I'd look into running an instance of memcached on your server. http://www.memcached.org.
You should be able to store the compiled tree of data in memory there and retrieve it for use in PHP. You'll have to load it into PHP to perform your search, though, as well as architect a way for the tree in memcached to be updated when the database changes (assuming the word list can be updated, since there's not a good reason to store it in a database otherwise).
Might I suggest looking at the memory table type in mysql: http://dev.mysql.com/doc/refman/5.0/en/memory-storage-engine.html
You can then still use mysql's searching features on fast "in memory" data.
PHP really isn't a good language for large memory structures. It's just not very memory efficient and it has a persistence problem, as you are asking about. Typically with PHP, people would store the data in some external persistent data store that is optimized for quick retrieval.
Usually people use a two fold approach:
1) Store data in the database as optimized as possible for standard queries
2) Cache results of expensive queries in memcached
If you are dealing with a lot of data that cannot be indexed easily by relational databases, then you'd probably need to roll your own daemon (e.g., written in C) that kept a persistent copy of the data structure in memory for fast querying capabilities.
I'm creating a web service that often scrapes data from remote web pages. After scraping this data, I have a simple multidimensional array of information to use. The scraping process is fairly taxing on my server, and the page load takes a while. I was considering adding a simple cache system using a MySQL database, where I create one row per remote web page with a the array of information pulled from it stored as a JSON encoded string. Is this a good enough system? Or would something like a text file per web page be a better idea?
Since you're scraping multiple web pages, and you want to your data to be persistently cached, you have a few options -- the best of which would be to use memcache or a database such as MySQL. Using text files is not a good idea, because you would have to serialize / deserialize your data, and read from your filesystem. To query a database or a memcache is many times more efficient.
Since you're probably looking for your cache to be somewhat persistent, I would suggest going with MySQL. You would simply create a table that has an auto-incrementing primary key, which a column for each element in your parsed JSON object. (Note that MySQL currently does not support arrays. In order to emulate them, you will need to use relational tables, or serialize your array data and provide it to a text field. The former method is preferred).
Every time you scrape a page, you would run an UPDATE statement to update that individual page's information in the database. If you specify a unique index on whatever you use to uniquely identify your page (URL / etc), you will achieve optimal look-up performance.
If you're looking to store the cache locally on 1 server (e.g. if your mysql server and http server are on the same box), you might be better off using APC, which is a cache service that comes with PHP.
If you're looking to store the data remotely (e.g. a dedicated cache box) then I would go with Memcache instead of MySQL.

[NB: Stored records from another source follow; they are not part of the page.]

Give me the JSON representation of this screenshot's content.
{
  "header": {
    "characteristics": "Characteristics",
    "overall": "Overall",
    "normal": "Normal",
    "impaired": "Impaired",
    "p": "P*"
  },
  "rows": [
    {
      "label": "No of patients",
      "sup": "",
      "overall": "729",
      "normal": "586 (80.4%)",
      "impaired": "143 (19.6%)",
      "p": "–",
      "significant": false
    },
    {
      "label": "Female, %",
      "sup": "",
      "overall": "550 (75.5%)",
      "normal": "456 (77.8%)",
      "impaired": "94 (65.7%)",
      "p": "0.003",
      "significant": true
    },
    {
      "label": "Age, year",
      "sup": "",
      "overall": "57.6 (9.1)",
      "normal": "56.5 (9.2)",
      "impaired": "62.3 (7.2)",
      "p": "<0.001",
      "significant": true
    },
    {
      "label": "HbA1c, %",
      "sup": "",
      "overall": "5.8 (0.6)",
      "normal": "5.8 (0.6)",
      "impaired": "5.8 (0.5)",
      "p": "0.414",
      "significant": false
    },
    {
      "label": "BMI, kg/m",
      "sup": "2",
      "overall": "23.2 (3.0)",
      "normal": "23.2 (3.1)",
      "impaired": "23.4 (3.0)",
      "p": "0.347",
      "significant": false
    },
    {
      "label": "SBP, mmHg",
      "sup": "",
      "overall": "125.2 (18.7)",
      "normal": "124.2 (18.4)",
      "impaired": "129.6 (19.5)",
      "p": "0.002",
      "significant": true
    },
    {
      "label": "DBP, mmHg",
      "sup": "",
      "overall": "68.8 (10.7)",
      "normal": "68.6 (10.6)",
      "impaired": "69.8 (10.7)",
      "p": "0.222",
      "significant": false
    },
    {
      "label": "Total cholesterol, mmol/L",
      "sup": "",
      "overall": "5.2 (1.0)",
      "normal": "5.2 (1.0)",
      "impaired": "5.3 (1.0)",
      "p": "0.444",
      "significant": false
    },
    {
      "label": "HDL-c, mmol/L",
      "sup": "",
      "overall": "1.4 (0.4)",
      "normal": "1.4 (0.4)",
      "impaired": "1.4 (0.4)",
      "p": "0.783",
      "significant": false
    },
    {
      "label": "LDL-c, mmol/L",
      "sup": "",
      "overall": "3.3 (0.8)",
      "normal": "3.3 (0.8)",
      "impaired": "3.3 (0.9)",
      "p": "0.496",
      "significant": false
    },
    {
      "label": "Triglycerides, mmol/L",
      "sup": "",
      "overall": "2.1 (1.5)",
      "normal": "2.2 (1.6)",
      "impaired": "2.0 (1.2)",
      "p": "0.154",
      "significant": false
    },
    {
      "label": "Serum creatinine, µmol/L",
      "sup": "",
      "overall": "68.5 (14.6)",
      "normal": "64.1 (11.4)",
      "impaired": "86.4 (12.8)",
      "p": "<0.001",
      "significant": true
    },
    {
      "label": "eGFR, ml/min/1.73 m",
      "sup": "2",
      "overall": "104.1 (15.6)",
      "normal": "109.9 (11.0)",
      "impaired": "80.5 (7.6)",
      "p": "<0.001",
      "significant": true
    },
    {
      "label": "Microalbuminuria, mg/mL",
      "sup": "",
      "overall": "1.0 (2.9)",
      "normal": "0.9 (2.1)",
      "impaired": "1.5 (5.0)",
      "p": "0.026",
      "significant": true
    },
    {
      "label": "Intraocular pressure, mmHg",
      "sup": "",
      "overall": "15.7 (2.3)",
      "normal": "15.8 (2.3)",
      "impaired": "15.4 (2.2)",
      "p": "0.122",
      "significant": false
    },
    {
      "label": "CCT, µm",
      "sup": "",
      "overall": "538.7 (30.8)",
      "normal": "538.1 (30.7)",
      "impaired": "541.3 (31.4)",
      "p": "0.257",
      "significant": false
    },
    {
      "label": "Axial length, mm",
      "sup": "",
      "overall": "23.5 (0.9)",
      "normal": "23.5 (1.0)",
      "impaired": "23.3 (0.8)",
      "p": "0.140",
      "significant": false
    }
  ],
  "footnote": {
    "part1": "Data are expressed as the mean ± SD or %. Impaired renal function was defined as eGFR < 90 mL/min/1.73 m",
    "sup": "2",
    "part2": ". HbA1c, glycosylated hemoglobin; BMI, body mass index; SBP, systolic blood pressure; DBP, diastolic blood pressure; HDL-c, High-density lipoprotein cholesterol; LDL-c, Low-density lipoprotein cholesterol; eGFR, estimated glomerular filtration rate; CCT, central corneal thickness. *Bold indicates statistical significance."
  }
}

"When all you have is a hammer ..."
I don;'t tend to have particularly large APC configs, 64 - 128MB max. Memcache can go to a couple of gigabytes or maybe more (far more if you run multiple instances). Both are also transient - a restart of Apache, or Memcache (the the latter is slightly less likely, or often) will lose the data
It depends then, on how often you are willing to process the data to produce the cache, and how long that cache could otherwise be useful for. If it was good for weeks before you re-scraped the pages - Mysql is a entirely suitable backing store.
Potential pther options, depending on how many items are being cached & how big the data is, are, as you suggest, a file-based cache, SQlite, or other systems.